FICTIONS LGBT
DEPARTURE de Andrew Steggall : tournant
Beatrice (Juliet Stevenson), femme anglaise, débarque avec son fils adolescent Elliot (Alex Lawther) dans un petit village du Sud de la France. Ils y possèdent une très belle résidence secondaire. Mais il ne s’agit pas là de vacances : la mère et le fils sont dans les parages pour finaliser la vente de la maison. Une vente qui à l’évidence peine la mère de famille et qui cache un déchirement plus souterrain : elle sent que l’heure est venue pour elle et son époux (qui n’arrivera que quelques jours plus tard) de se séparer, et elle n’en a aucune envie.
Alors que sa mère tente de faire bonne figure mais masque difficilement sa vulnérabilité et ses angoisses, le jeune Elliot ère seul dans le village. Il est en plein dans l’âge où il se découvre, à tous les niveaux. Se rêvant en auteur ou en poète, il marche, observe, son petit carnet jamais loin de lui au cas où l’inspiration surviendrait. Lors d’une ballade, il est happé par la beauté d’un garçon d’une vingtaine d’années qu’il surprend en train de se baigner nu dans un lac. Il s’appelle Clément (Phénix Brossard), est dans les environs pour passer un peu de temps chez sa tante suite à une violente crise familiale.
Clément ne semble pas vraiment s’intéresser à Elliot, trop sophistiqué, maniéré et « prise de tête » à son goût.
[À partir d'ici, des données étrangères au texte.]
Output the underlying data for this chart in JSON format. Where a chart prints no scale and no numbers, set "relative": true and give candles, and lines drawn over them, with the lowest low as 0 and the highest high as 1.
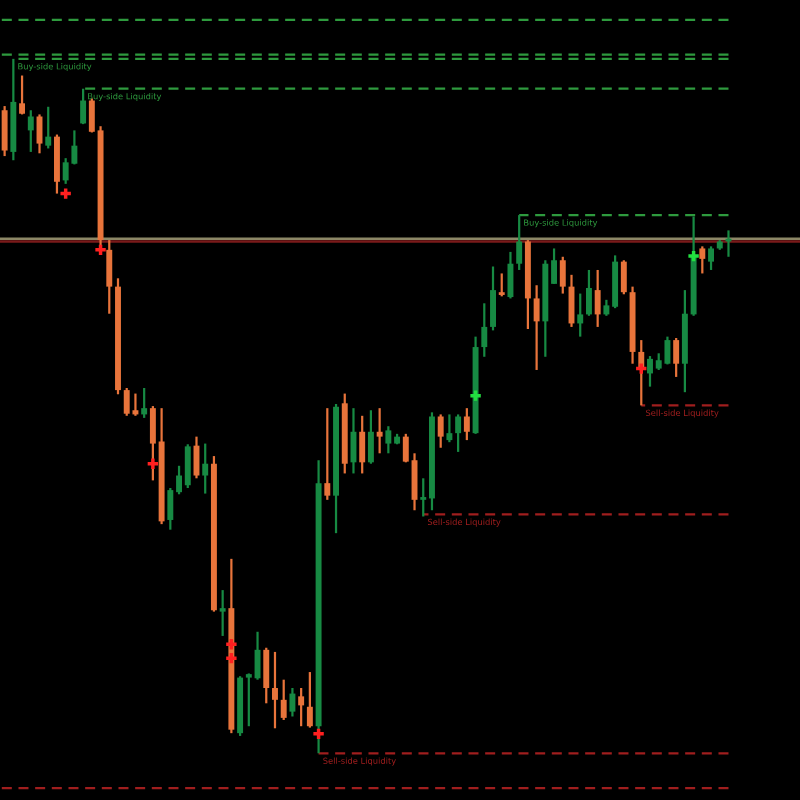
{
  "chart_data": {
    "type": "candlestick",
    "relative": true,
    "tick_labels": false,
    "categories": [
      null,
      null,
      null,
      null,
      null,
      null,
      null,
      null,
      null,
      null,
      null,
      null,
      null,
      null,
      null,
      null,
      null,
      null,
      null,
      null,
      null,
      null,
      null,
      null,
      null,
      null,
      null,
      null,
      null,
      null,
      null,
      null,
      null,
      null,
      null,
      null,
      null,
      null,
      null,
      null,
      null,
      null,
      null,
      null,
      null,
      null,
      null,
      null,
      null,
      null,
      null,
      null,
      null,
      null,
      null,
      null,
      null,
      null,
      null,
      null,
      null,
      null,
      null,
      null,
      null,
      null,
      null,
      null,
      null,
      null,
      null,
      null,
      null,
      null,
      null,
      null,
      null,
      null,
      null,
      null,
      null,
      null,
      null,
      null
    ],
    "ohlc": [
      [
        0.926,
        0.932,
        0.86,
        0.868
      ],
      [
        0.866,
        1.0,
        0.854,
        0.938
      ],
      [
        0.936,
        0.976,
        0.92,
        0.921
      ],
      [
        0.897,
        0.926,
        0.866,
        0.917
      ],
      [
        0.917,
        0.92,
        0.864,
        0.878
      ],
      [
        0.875,
        0.931,
        0.871,
        0.888
      ],
      [
        0.888,
        0.891,
        0.806,
        0.823
      ],
      [
        0.825,
        0.857,
        0.82,
        0.851
      ],
      [
        0.849,
        0.897,
        0.848,
        0.875
      ],
      [
        0.907,
        0.957,
        0.906,
        0.94
      ],
      [
        0.94,
        0.943,
        0.894,
        0.895
      ],
      [
        0.897,
        0.903,
        0.725,
        0.739
      ],
      [
        0.725,
        0.739,
        0.633,
        0.672
      ],
      [
        0.672,
        0.684,
        0.517,
        0.523
      ],
      [
        0.523,
        0.526,
        0.486,
        0.489
      ],
      [
        0.494,
        0.518,
        0.486,
        0.488
      ],
      [
        0.488,
        0.526,
        0.483,
        0.497
      ],
      [
        0.497,
        0.5,
        0.393,
        0.446
      ],
      [
        0.449,
        0.497,
        0.33,
        0.334
      ],
      [
        0.336,
        0.382,
        0.322,
        0.379
      ],
      [
        0.376,
        0.414,
        0.373,
        0.4
      ],
      [
        0.386,
        0.445,
        0.382,
        0.442
      ],
      [
        0.443,
        0.456,
        0.396,
        0.4
      ],
      [
        0.4,
        0.446,
        0.374,
        0.417
      ],
      [
        0.417,
        0.428,
        0.204,
        0.206
      ],
      [
        0.204,
        0.235,
        0.169,
        0.209
      ],
      [
        0.209,
        0.28,
        0.029,
        0.034
      ],
      [
        0.029,
        0.111,
        0.025,
        0.109
      ],
      [
        0.109,
        0.115,
        0.039,
        0.114
      ],
      [
        0.108,
        0.175,
        0.106,
        0.149
      ],
      [
        0.149,
        0.152,
        0.072,
        0.094
      ],
      [
        0.094,
        0.146,
        0.036,
        0.077
      ],
      [
        0.077,
        0.106,
        0.048,
        0.051
      ],
      [
        0.06,
        0.094,
        0.053,
        0.086
      ],
      [
        0.082,
        0.094,
        0.039,
        0.069
      ],
      [
        0.067,
        0.117,
        0.037,
        0.039
      ],
      [
        0.039,
        0.422,
        0.0,
        0.389
      ],
      [
        0.389,
        0.497,
        0.365,
        0.371
      ],
      [
        0.371,
        0.503,
        0.317,
        0.499
      ],
      [
        0.504,
        0.518,
        0.403,
        0.417
      ],
      [
        0.419,
        0.497,
        0.403,
        0.463
      ],
      [
        0.463,
        0.486,
        0.403,
        0.419
      ],
      [
        0.419,
        0.494,
        0.417,
        0.463
      ],
      [
        0.463,
        0.497,
        0.432,
        0.456
      ],
      [
        0.446,
        0.471,
        0.432,
        0.465
      ],
      [
        0.446,
        0.46,
        0.445,
        0.456
      ],
      [
        0.456,
        0.46,
        0.419,
        0.42
      ],
      [
        0.422,
        0.432,
        0.35,
        0.365
      ],
      [
        0.365,
        0.396,
        0.341,
        0.369
      ],
      [
        0.367,
        0.491,
        0.35,
        0.485
      ],
      [
        0.485,
        0.488,
        0.44,
        0.456
      ],
      [
        0.451,
        0.488,
        0.448,
        0.461
      ],
      [
        0.461,
        0.488,
        0.434,
        0.485
      ],
      [
        0.485,
        0.497,
        0.451,
        0.463
      ],
      [
        0.461,
        0.6,
        0.46,
        0.585
      ],
      [
        0.585,
        0.648,
        0.571,
        0.614
      ],
      [
        0.614,
        0.701,
        0.609,
        0.667
      ],
      [
        0.664,
        0.691,
        0.658,
        0.66
      ],
      [
        0.657,
        0.722,
        0.655,
        0.705
      ],
      [
        0.705,
        0.775,
        0.696,
        0.737
      ],
      [
        0.737,
        0.739,
        0.611,
        0.655
      ],
      [
        0.655,
        0.674,
        0.552,
        0.622
      ],
      [
        0.622,
        0.71,
        0.571,
        0.705
      ],
      [
        0.676,
        0.727,
        0.676,
        0.71
      ],
      [
        0.71,
        0.715,
        0.662,
        0.672
      ],
      [
        0.672,
        0.689,
        0.614,
        0.619
      ],
      [
        0.619,
        0.662,
        0.6,
        0.632
      ],
      [
        0.632,
        0.696,
        0.63,
        0.67
      ],
      [
        0.667,
        0.696,
        0.614,
        0.632
      ],
      [
        0.632,
        0.653,
        0.63,
        0.645
      ],
      [
        0.643,
        0.717,
        0.641,
        0.708
      ],
      [
        0.708,
        0.71,
        0.661,
        0.664
      ],
      [
        0.664,
        0.672,
        0.561,
        0.578
      ],
      [
        0.578,
        0.595,
        0.501,
        0.552
      ],
      [
        0.547,
        0.572,
        0.528,
        0.568
      ],
      [
        0.554,
        0.576,
        0.552,
        0.566
      ],
      [
        0.561,
        0.6,
        0.56,
        0.595
      ],
      [
        0.595,
        0.598,
        0.542,
        0.561
      ],
      [
        0.561,
        0.667,
        0.52,
        0.633
      ],
      [
        0.632,
        0.773,
        0.63,
        0.716
      ],
      [
        0.727,
        0.73,
        0.691,
        0.712
      ],
      [
        0.708,
        0.73,
        0.696,
        0.727
      ],
      [
        0.727,
        0.739,
        0.725,
        0.737
      ],
      [
        0.737,
        0.753,
        0.715,
        0.741
      ]
    ],
    "colors": [
      "#e8743b",
      "#178a43",
      "#e8743b",
      "#178a43",
      "#e8743b",
      "#178a43",
      "#e8743b",
      "#178a43",
      "#178a43",
      "#178a43",
      "#e8743b",
      "#e8743b",
      "#e8743b",
      "#e8743b",
      "#e8743b",
      "#e8743b",
      "#178a43",
      "#e8743b",
      "#e8743b",
      "#178a43",
      "#178a43",
      "#178a43",
      "#e8743b",
      "#178a43",
      "#e8743b",
      "#178a43",
      "#e8743b",
      "#178a43",
      "#178a43",
      "#178a43",
      "#e8743b",
      "#e8743b",
      "#e8743b",
      "#178a43",
      "#e8743b",
      "#e8743b",
      "#178a43",
      "#e8743b",
      "#178a43",
      "#e8743b",
      "#178a43",
      "#e8743b",
      "#178a43",
      "#e8743b",
      "#178a43",
      "#178a43",
      "#e8743b",
      "#e8743b",
      "#178a43",
      "#178a43",
      "#e8743b",
      "#178a43",
      "#178a43",
      "#e8743b",
      "#178a43",
      "#178a43",
      "#178a43",
      "#e8743b",
      "#178a43",
      "#178a43",
      "#e8743b",
      "#e8743b",
      "#178a43",
      "#178a43",
      "#e8743b",
      "#e8743b",
      "#178a43",
      "#178a43",
      "#e8743b",
      "#178a43",
      "#178a43",
      "#e8743b",
      "#e8743b",
      "#e8743b",
      "#178a43",
      "#178a43",
      "#178a43",
      "#e8743b",
      "#178a43",
      "#178a43",
      "#e8743b",
      "#178a43",
      "#178a43",
      "#178a43"
    ],
    "series": [
      {
        "type": "line",
        "name": "Buy-side Liquidity",
        "color": "#2e9a3e",
        "line_style": "dashed",
        "values": [
          null,
          1.0,
          1.0,
          1.0,
          1.0,
          1.0,
          1.0,
          1.0,
          1.0,
          1.0,
          1.0,
          1.0,
          1.0,
          1.0,
          1.0,
          1.0,
          1.0,
          1.0,
          1.0,
          1.0,
          1.0,
          1.0,
          1.0,
          1.0,
          1.0,
          1.0,
          1.0,
          1.0,
          1.0,
          1.0,
          1.0,
          1.0,
          1.0,
          1.0,
          1.0,
          1.0,
          1.0,
          1.0,
          1.0,
          1.0,
          1.0,
          1.0,
          1.0,
          1.0,
          1.0,
          1.0,
          1.0,
          1.0,
          1.0,
          1.0,
          1.0,
          1.0,
          1.0,
          1.0,
          1.0,
          1.0,
          1.0,
          1.0,
          1.0,
          1.0,
          1.0,
          1.0,
          1.0,
          1.0,
          1.0,
          1.0,
          1.0,
          1.0,
          1.0,
          1.0,
          1.0,
          1.0,
          1.0,
          1.0,
          1.0,
          1.0,
          1.0,
          1.0,
          1.0,
          1.0,
          1.0,
          1.0,
          1.0,
          1.0
        ]
      },
      {
        "type": "line",
        "name": "Buy-side Liquidity",
        "color": "#2e9a3e",
        "line_style": "dashed",
        "values": [
          null,
          null,
          null,
          null,
          null,
          null,
          null,
          null,
          null,
          0.957,
          0.957,
          0.957,
          0.957,
          0.957,
          0.957,
          0.957,
          0.957,
          0.957,
          0.957,
          0.957,
          0.957,
          0.957,
          0.957,
          0.957,
          0.957,
          0.957,
          0.957,
          0.957,
          0.957,
          0.957,
          0.957,
          0.957,
          0.957,
          0.957,
          0.957,
          0.957,
          0.957,
          0.957,
          0.957,
          0.957,
          0.957,
          0.957,
          0.957,
          0.957,
          0.957,
          0.957,
          0.957,
          0.957,
          0.957,
          0.957,
          0.957,
          0.957,
          0.957,
          0.957,
          0.957,
          0.957,
          0.957,
          0.957,
          0.957,
          0.957,
          0.957,
          0.957,
          0.957,
          0.957,
          0.957,
          0.957,
          0.957,
          0.957,
          0.957,
          0.957,
          0.957,
          0.957,
          0.957,
          0.957,
          0.957,
          0.957,
          0.957,
          0.957,
          0.957,
          0.957,
          0.957,
          0.957,
          0.957,
          0.957
        ]
      },
      {
        "type": "line",
        "name": "Buy-side Liquidity",
        "color": "#2e9a3e",
        "line_style": "dashed",
        "values": [
          null,
          null,
          null,
          null,
          null,
          null,
          null,
          null,
          null,
          null,
          null,
          null,
          null,
          null,
          null,
          null,
          null,
          null,
          null,
          null,
          null,
          null,
          null,
          null,
          null,
          null,
          null,
          null,
          null,
          null,
          null,
          null,
          null,
          null,
          null,
          null,
          null,
          null,
          null,
          null,
          null,
          null,
          null,
          null,
          null,
          null,
          null,
          null,
          null,
          null,
          null,
          null,
          null,
          null,
          null,
          null,
          null,
          null,
          null,
          0.775,
          0.775,
          0.775,
          0.775,
          0.775,
          0.775,
          0.775,
          0.775,
          0.775,
          0.775,
          0.775,
          0.775,
          0.775,
          0.775,
          0.775,
          0.775,
          0.775,
          0.775,
          0.775,
          0.775,
          0.775,
          0.775,
          0.775,
          0.775,
          0.775
        ]
      },
      {
        "type": "line",
        "name": "Sell-side Liquidity",
        "color": "#a01e1e",
        "line_style": "dashed",
        "values": [
          null,
          null,
          null,
          null,
          null,
          null,
          null,
          null,
          null,
          null,
          null,
          null,
          null,
          null,
          null,
          null,
          null,
          null,
          null,
          null,
          null,
          null,
          null,
          null,
          null,
          null,
          null,
          null,
          null,
          null,
          null,
          null,
          null,
          null,
          null,
          null,
          null,
          null,
          null,
          null,
          null,
          null,
          null,
          null,
          null,
          null,
          null,
          null,
          null,
          null,
          null,
          null,
          null,
          null,
          null,
          null,
          null,
          null,
          null,
          null,
          null,
          null,
          null,
          null,
          null,
          null,
          null,
          null,
          null,
          null,
          null,
          null,
          null,
          0.501,
          0.501,
          0.501,
          0.501,
          0.501,
          0.501,
          0.501,
          0.501,
          0.501,
          0.501,
          0.501
        ]
      },
      {
        "type": "line",
        "name": "Sell-side Liquidity",
        "color": "#a01e1e",
        "line_style": "dashed",
        "values": [
          null,
          null,
          null,
          null,
          null,
          null,
          null,
          null,
          null,
          null,
          null,
          null,
          null,
          null,
          null,
          null,
          null,
          null,
          null,
          null,
          null,
          null,
          null,
          null,
          null,
          null,
          null,
          null,
          null,
          null,
          null,
          null,
          null,
          null,
          null,
          null,
          null,
          null,
          null,
          null,
          null,
          null,
          null,
          null,
          null,
          null,
          null,
          null,
          0.344,
          0.344,
          0.344,
          0.344,
          0.344,
          0.344,
          0.344,
          0.344,
          0.344,
          0.344,
          0.344,
          0.344,
          0.344,
          0.344,
          0.344,
          0.344,
          0.344,
          0.344,
          0.344,
          0.344,
          0.344,
          0.344,
          0.344,
          0.344,
          0.344,
          0.344,
          0.344,
          0.344,
          0.344,
          0.344,
          0.344,
          0.344,
          0.344,
          0.344,
          0.344,
          0.344
        ]
      },
      {
        "type": "line",
        "name": "Sell-side Liquidity",
        "color": "#a01e1e",
        "line_style": "dashed",
        "values": [
          null,
          null,
          null,
          null,
          null,
          null,
          null,
          null,
          null,
          null,
          null,
          null,
          null,
          null,
          null,
          null,
          null,
          null,
          null,
          null,
          null,
          null,
          null,
          null,
          null,
          null,
          null,
          null,
          null,
          null,
          null,
          null,
          null,
          null,
          null,
          null,
          0.0,
          0.0,
          0.0,
          0.0,
          0.0,
          0.0,
          0.0,
          0.0,
          0.0,
          0.0,
          0.0,
          0.0,
          0.0,
          0.0,
          0.0,
          0.0,
          0.0,
          0.0,
          0.0,
          0.0,
          0.0,
          0.0,
          0.0,
          0.0,
          0.0,
          0.0,
          0.0,
          0.0,
          0.0,
          0.0,
          0.0,
          0.0,
          0.0,
          0.0,
          0.0,
          0.0,
          0.0,
          0.0,
          0.0,
          0.0,
          0.0,
          0.0,
          0.0,
          0.0,
          0.0,
          0.0,
          0.0,
          0.0
        ]
      },
      {
        "type": "scatter",
        "color": "#ff2020",
        "marker": "cross",
        "values": [
          null,
          null,
          null,
          null,
          null,
          null,
          null,
          0.806,
          null,
          null,
          null,
          0.725,
          null,
          null,
          null,
          null,
          null,
          0.417,
          null,
          null,
          null,
          null,
          null,
          null,
          null,
          null,
          0.157,
          null,
          null,
          null,
          null,
          null,
          null,
          null,
          null,
          null,
          0.028,
          null,
          null,
          null,
          null,
          null,
          null,
          null,
          null,
          null,
          null,
          null,
          null,
          null,
          null,
          null,
          null,
          null,
          null,
          null,
          null,
          null,
          null,
          null,
          null,
          null,
          null,
          null,
          null,
          null,
          null,
          null,
          null,
          null,
          null,
          null,
          null,
          0.554,
          null,
          null,
          null,
          null,
          null,
          null,
          null,
          null,
          null,
          null
        ]
      },
      {
        "type": "scatter",
        "color": "#ff2020",
        "marker": "cross",
        "values": [
          null,
          null,
          null,
          null,
          null,
          null,
          null,
          null,
          null,
          null,
          null,
          null,
          null,
          null,
          null,
          null,
          null,
          null,
          null,
          null,
          null,
          null,
          null,
          null,
          null,
          null,
          0.137,
          null,
          null,
          null,
          null,
          null,
          null,
          null,
          null,
          null,
          null,
          null,
          null,
          null,
          null,
          null,
          null,
          null,
          null,
          null,
          null,
          null,
          null,
          null,
          null,
          null,
          null,
          null,
          null,
          null,
          null,
          null,
          null,
          null,
          null,
          null,
          null,
          null,
          null,
          null,
          null,
          null,
          null,
          null,
          null,
          null,
          null,
          null,
          null,
          null,
          null,
          null,
          null,
          null,
          null,
          null,
          null,
          null
        ]
      },
      {
        "type": "scatter",
        "color": "#22e040",
        "marker": "cross",
        "values": [
          null,
          null,
          null,
          null,
          null,
          null,
          null,
          null,
          null,
          null,
          null,
          null,
          null,
          null,
          null,
          null,
          null,
          null,
          null,
          null,
          null,
          null,
          null,
          null,
          null,
          null,
          null,
          null,
          null,
          null,
          null,
          null,
          null,
          null,
          null,
          null,
          null,
          null,
          null,
          null,
          null,
          null,
          null,
          null,
          null,
          null,
          null,
          null,
          null,
          null,
          null,
          null,
          null,
          null,
          0.515,
          null,
          null,
          null,
          null,
          null,
          null,
          null,
          null,
          null,
          null,
          null,
          null,
          null,
          null,
          null,
          null,
          null,
          null,
          null,
          null,
          null,
          null,
          null,
          null,
          0.716,
          null,
          null,
          null,
          null
        ]
      }
    ],
    "ref_lines": [
      {
        "axis": "y",
        "value": 1.056,
        "color": "#2e9a3e",
        "line_style": "dashed"
      },
      {
        "axis": "y",
        "value": 1.006,
        "color": "#2e9a3e",
        "line_style": "dashed"
      },
      {
        "axis": "y",
        "value": -0.05,
        "color": "#a01e1e",
        "line_style": "dashed"
      },
      {
        "axis": "y",
        "value": 0.741,
        "color": "#8c8766",
        "line_style": "solid"
      },
      {
        "axis": "y",
        "value": 0.737,
        "color": "#7a1a1a",
        "line_style": "solid"
      }
    ]
  }
}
Mais le lendemain de leur rencontre, il débarque chez lui pour l’aider dans les tâches que requiert la vente de la maison. Contre toute attente, une amitié ambiguë se tisse entre les deux garçons. Sans le savoir, Clément va jouer un rôle capital en cette période de changements annoncée : pour Elliot, il représente un premier amour plein de désir; pour Beatrice, il est cette figure qui fait ressurgir la nostalgie des jeunes années. Un petit séisme intime est en marche…
Premier long-métrage du réalisateur Andrew Steggall, « Departure » est une oeuvre d’esthète. Pas un plan n’est à jeter, l’ensemble est formellement d’une rare beauté et on sent bien que derrière la caméra rien n’est laissé au hasard. Délice visuel, le film est une caresse pour les yeux de par sa photographie, ses choix de couleurs, le décor de la maison (personnage à part entière) et ses nombreux meubles, les habits des personnages, les paysages naturels sublimés et chargés d’une certaine mélancolie. L’écriture n’est pas en reste, oscillant avec élégance et drôlerie entre français et anglais. Les dialogues et situations bénéficient d’un délectable mélange de sensibilité, d’humour doucement vachard et de tendresse.
Avec une poésie envoûtante, Andrew Steggall se penche sur les portraits d’une mère et de son fils qui ont en commun d’être à un tournant de leur existence. L’amour qui circule entre eux est palpable mais plongés au sein d’une tourmente intime ils ne s’épargnent souvent rien. Beatrice est un peu la ménagère anglaise parfaite : toujours habillée avec soin, distinguée, elle tente de sauver les apparences alors que tout son monde s’écroule avec une séparation annoncée. Elliot, ado différent, plongé dans son monde, sa soif de créativité et ses obsessions, masque sa timidité par une érudition précoce. Il cherche à ressentir, se mettre à l’épreuve et s’il réfléchit beaucoup, il veille aussi à suivre ses pulsions, aussi masochistes puissent-elles être. A ces deux âmes en peine s’oppose le sauvage Clément. Un garçon animal, instinctif, qui transpire la jeunesse, la liberté et le sexe.
Liquide et solide, bestialité et humanité s’opposent et se mélangent dans une tranche de vie aussi intense qu’intemporelle. Le réalisateur semble à la fois en recherche permanente de beau, s’inspirant de nombreux arts, tout en cherchant l’étrange, la sensation, la pulsion. Chaque protagoniste est pleine de bizarreries, se regarde comme un tableau en mouvement à la beauté singulière et magnétique. A la fois à vif et plein de vie, joueur et dramatique, « Departure » sonde les âmes et les émotions de personnages en pleine noyade avant l’espoir d’un nouveau départ. On comprend bien que rien ne sera facile pour Beatrice, Elliot et Clément, mais en se débattant, ils dansent avec la grâce. Belle révélation d’un auteur à suivre, à l’univers aussi fort que puissant.